El original shakespereano subraya sobre todo el divertimento y de paso marca la fidelidad —al amigo, al pariente, al amo, al rey— como uno de los valores fundamentales del hombre. Y para esto crea una pareja de opuestos en los dos criados de Próspero, el rey exilado que es protagónico de la obra. Las figuras de Ariel y Calibán han recorrido los cuatro siglos que nos separan del estreno de La tempestad cambiando de significado simbólico y también de valor social. Ariel, el espíritu incorpóreo y Calibán —anagrama de "caníbal"— el cuerpo deforme y maloliente, puente entre el animal y el hombre. Por supuesto que en algún momento simbolizaron la materia y el espíritu, pero más frecuentemente se vio en Calibán —y creo que con razón— al indio americano un poco repugnante y levantisco al que hay que tener bajo mano firme si no queremos que traicione al bondadoso amo que lo ha "civilizado". Son interesantísimos los cambios de visión de este dúo desde el positivismo decimonónico hasta la primera mitad de nuestro siglo. Digamos que resulta tan frondoso el tema que no puede menos que tomársele en cuenta en cualquier montaje moderno, sea cual sea la lectura que hoy quiera dársele.

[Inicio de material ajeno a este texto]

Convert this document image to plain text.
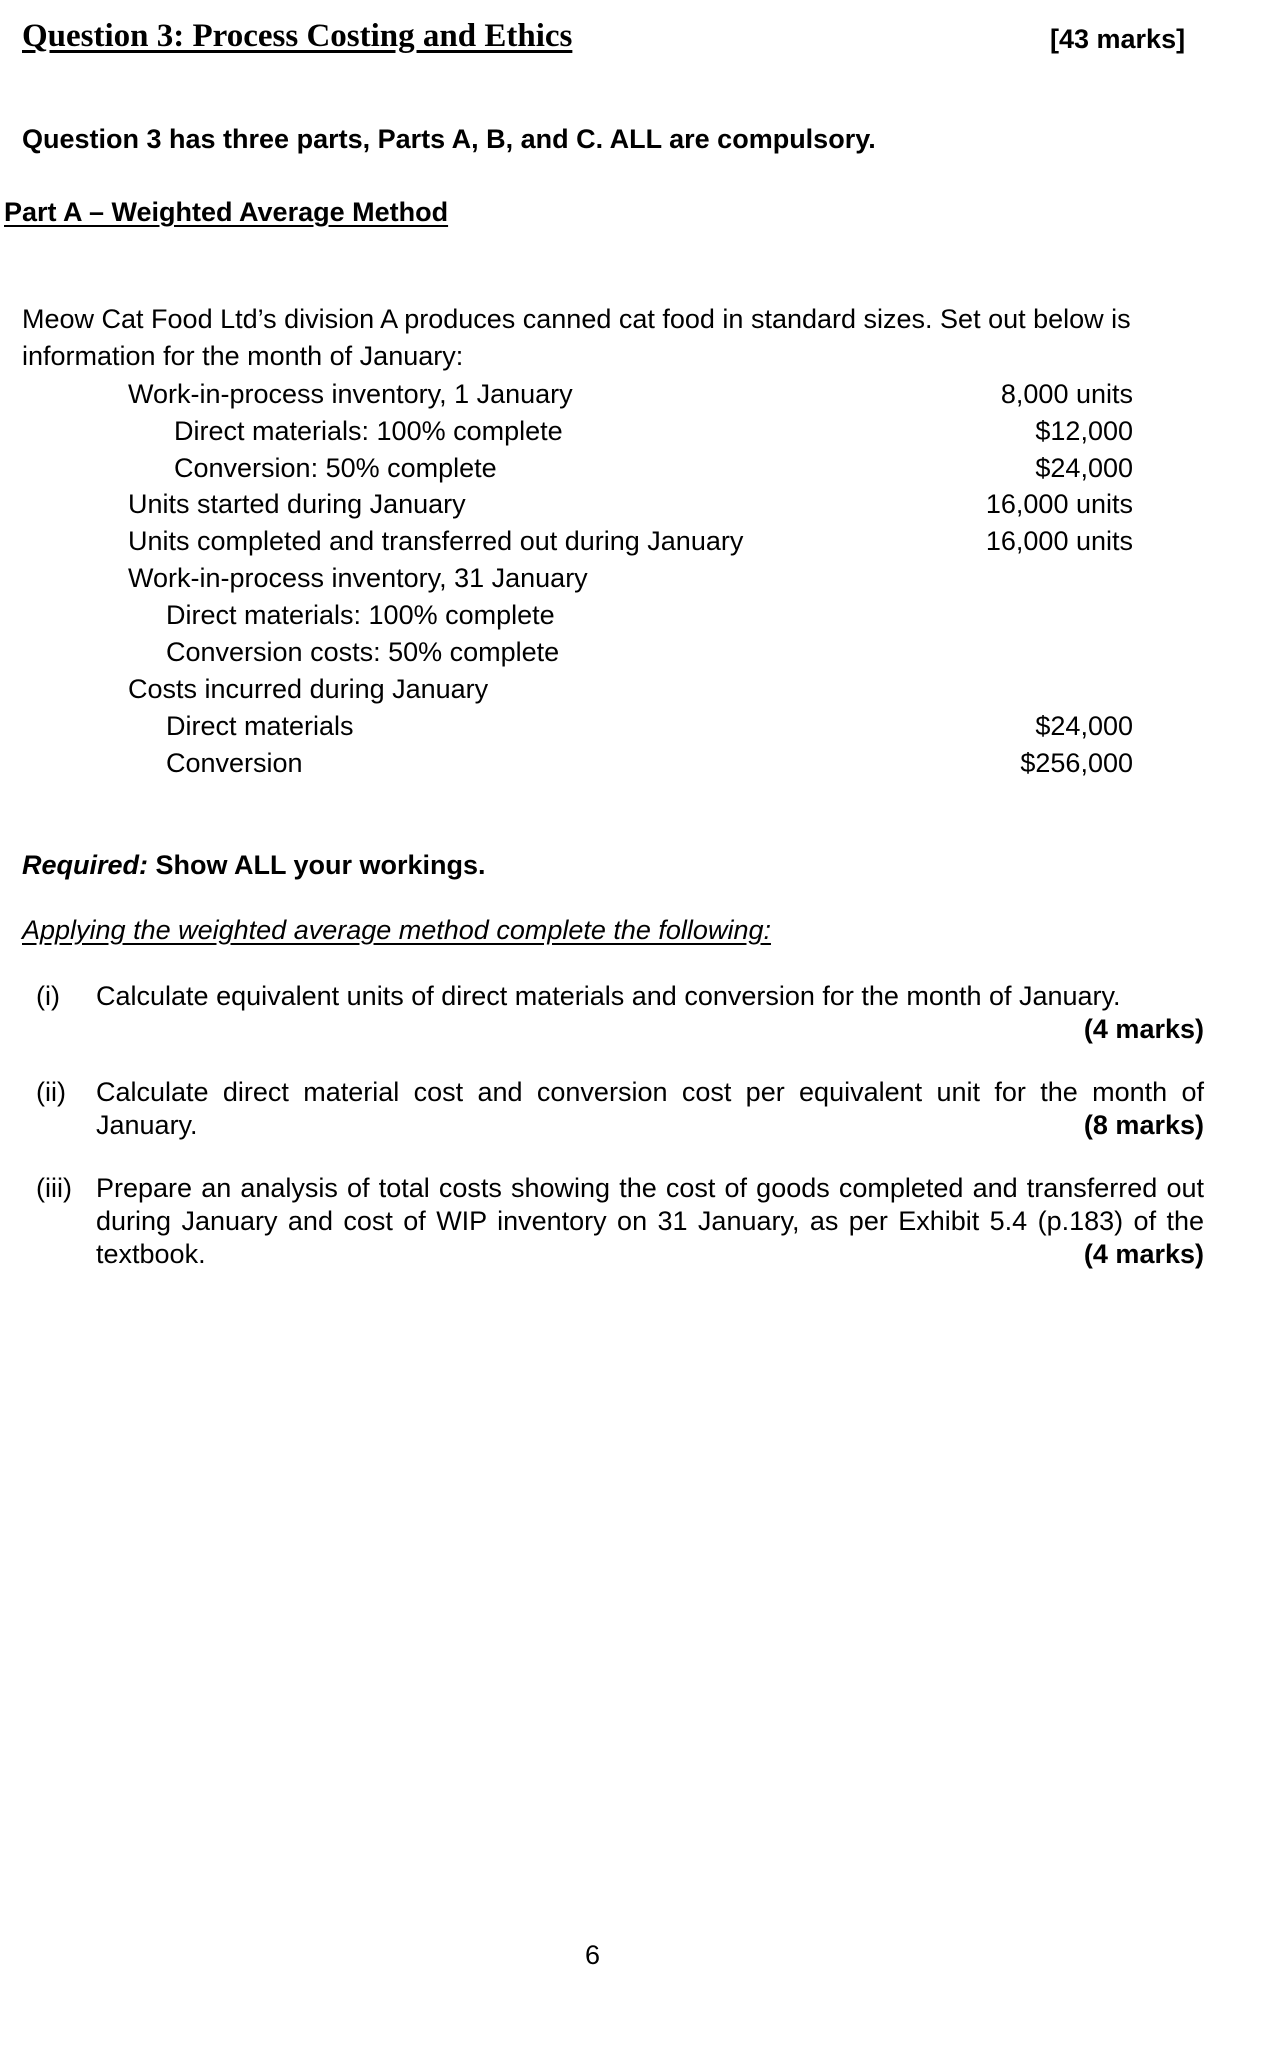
Question 3: Process Costing and Ethics	[43 marks]
Question 3 has three parts, Parts A, B, and C. ALL are compulsory.
Part A – Weighted Average Method
Meow Cat Food Ltd’s division A produces canned cat food in standard sizes. Set out below is information for the month of January:
Work-in-process inventory, 1 January	8,000 units
Direct materials: 100% complete	$12,000
Conversion: 50% complete	$24,000
Units started during January	16,000 units
Units completed and transferred out during January	16,000 units
Work-in-process inventory, 31 January
Direct materials: 100% complete
Conversion costs: 50% complete
Costs incurred during January
Direct materials	$24,000
Conversion	$256,000
Required: Show ALL your workings.
Applying the weighted average method complete the following:
(i) Calculate equivalent units of direct materials and conversion for the month of January.
(4 marks)
(ii) Calculate direct material cost and conversion cost per equivalent unit for the month of January.	(8 marks)
(iii) Prepare an analysis of total costs showing the cost of goods completed and transferred out during January and cost of WIP inventory on 31 January, as per Exhibit 5.4 (p.183) of the textbook.	(4 marks)
6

Al contrario de esa extraordinaria versión cinematográfica de Peter Greeneway que se llamó Los libros de Próspero, cargada de sensualidad y de un barroco fastuoso, Castro opta por un escenario desnudo, sólo un piso abovedado con trampas, reminiscencia de la isla en donde sucede la acción, aforado de puertas, dentro de una estética completamente contemporánea y acentos decididamente teatrales que al parecer tiene a la obra de J. Turrell como fuente de inspiración.

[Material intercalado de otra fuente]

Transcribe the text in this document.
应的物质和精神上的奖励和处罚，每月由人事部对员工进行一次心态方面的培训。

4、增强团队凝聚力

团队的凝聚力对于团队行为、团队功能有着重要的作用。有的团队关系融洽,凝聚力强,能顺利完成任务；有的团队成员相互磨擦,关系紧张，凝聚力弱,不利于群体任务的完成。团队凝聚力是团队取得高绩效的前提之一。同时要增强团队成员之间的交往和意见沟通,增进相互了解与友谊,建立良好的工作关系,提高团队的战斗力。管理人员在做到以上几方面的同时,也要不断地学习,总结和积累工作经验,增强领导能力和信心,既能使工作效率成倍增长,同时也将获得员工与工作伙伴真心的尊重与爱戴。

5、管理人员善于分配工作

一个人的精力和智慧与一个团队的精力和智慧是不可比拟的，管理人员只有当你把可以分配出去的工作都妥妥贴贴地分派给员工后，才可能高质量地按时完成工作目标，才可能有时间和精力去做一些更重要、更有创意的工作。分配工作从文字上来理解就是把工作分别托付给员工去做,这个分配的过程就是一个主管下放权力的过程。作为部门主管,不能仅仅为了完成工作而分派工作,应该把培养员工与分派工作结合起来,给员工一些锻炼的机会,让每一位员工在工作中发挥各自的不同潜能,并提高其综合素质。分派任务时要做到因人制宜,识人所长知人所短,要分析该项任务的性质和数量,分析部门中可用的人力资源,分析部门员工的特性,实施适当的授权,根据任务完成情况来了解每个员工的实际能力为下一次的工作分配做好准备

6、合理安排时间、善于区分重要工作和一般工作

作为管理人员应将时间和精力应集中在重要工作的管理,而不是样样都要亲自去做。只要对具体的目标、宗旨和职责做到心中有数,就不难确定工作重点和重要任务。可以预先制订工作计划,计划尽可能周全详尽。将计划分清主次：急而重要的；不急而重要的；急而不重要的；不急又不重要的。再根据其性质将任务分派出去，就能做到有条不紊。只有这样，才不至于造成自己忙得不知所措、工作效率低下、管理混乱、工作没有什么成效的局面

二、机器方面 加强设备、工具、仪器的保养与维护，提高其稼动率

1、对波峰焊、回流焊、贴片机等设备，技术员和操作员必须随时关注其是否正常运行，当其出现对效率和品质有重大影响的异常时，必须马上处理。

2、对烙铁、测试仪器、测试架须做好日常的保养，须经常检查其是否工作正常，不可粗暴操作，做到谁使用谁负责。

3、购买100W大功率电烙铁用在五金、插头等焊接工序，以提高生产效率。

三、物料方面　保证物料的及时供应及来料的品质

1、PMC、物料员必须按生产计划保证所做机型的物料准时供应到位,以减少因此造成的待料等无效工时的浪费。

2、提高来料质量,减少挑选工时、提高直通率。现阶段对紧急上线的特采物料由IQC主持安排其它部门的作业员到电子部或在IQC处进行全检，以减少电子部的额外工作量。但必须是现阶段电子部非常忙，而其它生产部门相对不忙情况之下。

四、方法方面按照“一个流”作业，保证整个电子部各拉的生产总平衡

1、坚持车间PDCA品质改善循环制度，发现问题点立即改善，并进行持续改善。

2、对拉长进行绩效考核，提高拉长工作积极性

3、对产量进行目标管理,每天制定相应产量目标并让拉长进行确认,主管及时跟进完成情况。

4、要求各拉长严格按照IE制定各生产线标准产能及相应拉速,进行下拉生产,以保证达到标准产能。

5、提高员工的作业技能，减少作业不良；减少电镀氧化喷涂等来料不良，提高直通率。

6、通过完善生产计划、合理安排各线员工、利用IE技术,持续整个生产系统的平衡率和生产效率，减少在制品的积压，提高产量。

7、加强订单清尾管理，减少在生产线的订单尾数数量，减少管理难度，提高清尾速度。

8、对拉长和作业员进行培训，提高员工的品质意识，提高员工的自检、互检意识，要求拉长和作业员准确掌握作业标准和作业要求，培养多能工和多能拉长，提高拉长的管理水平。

Todos los personajes visten un hoy de fantasía y la adaptación no sólo acorta al original sino que peina expresiones agregando giros locales y simplificando el lenguaje. Ariel es un espíritu femenino, protestón y obediente, incluso más allá de lo pedido, mientras que Calibán sobreacentúa su monstruosidád, volviéndose estúpido y gracioso en un afán de independencia y venganza sin verdaderas consecuencias. La primera viste uniformes que bien podrían salir del cómic y el segundo, si seguimos en esta vertiente, usa harapos desgarrados al estilo de aquel hombre verde que lanzaba gritos por la televisión y las historietas de hace unos años. Resulta difícil decidir si en ellos hay una elección de significados que exceda la propuesta de crear una imagen visualmente interesante sobre puntos de oposición. Y en este sentido toda la puesta tiene la característica de moverse en un espacio de ambigüedad en donde no se decide una verdadera polarización ni conceptual ni formal. Todo queda a medias, en una construcción prolija, atractiva por momentos, llevadera en su desarrollo, pero carente de una personalización (al menos legible) que haga de la estética utilizada un estilo y de los textos adaptados una intencionalidad de lectura.

El elenco es bastante amplio y tiene a José Carlos Rodríguez como Próspero, a Jorge Zárate en el papel de Calibán y a Claudette Maillé asumiendo el rol de Ariel. El trabajo de todos es sólido y homogéneo, aunque se antoja un punto más de riesgo de parte de la dirección contando con un grupo que seguramente hubiera respondido muy bien a cualquier provocación creadora. En definitiva, una tempestad agradable con vientos que no llegan a ponernos en peligro.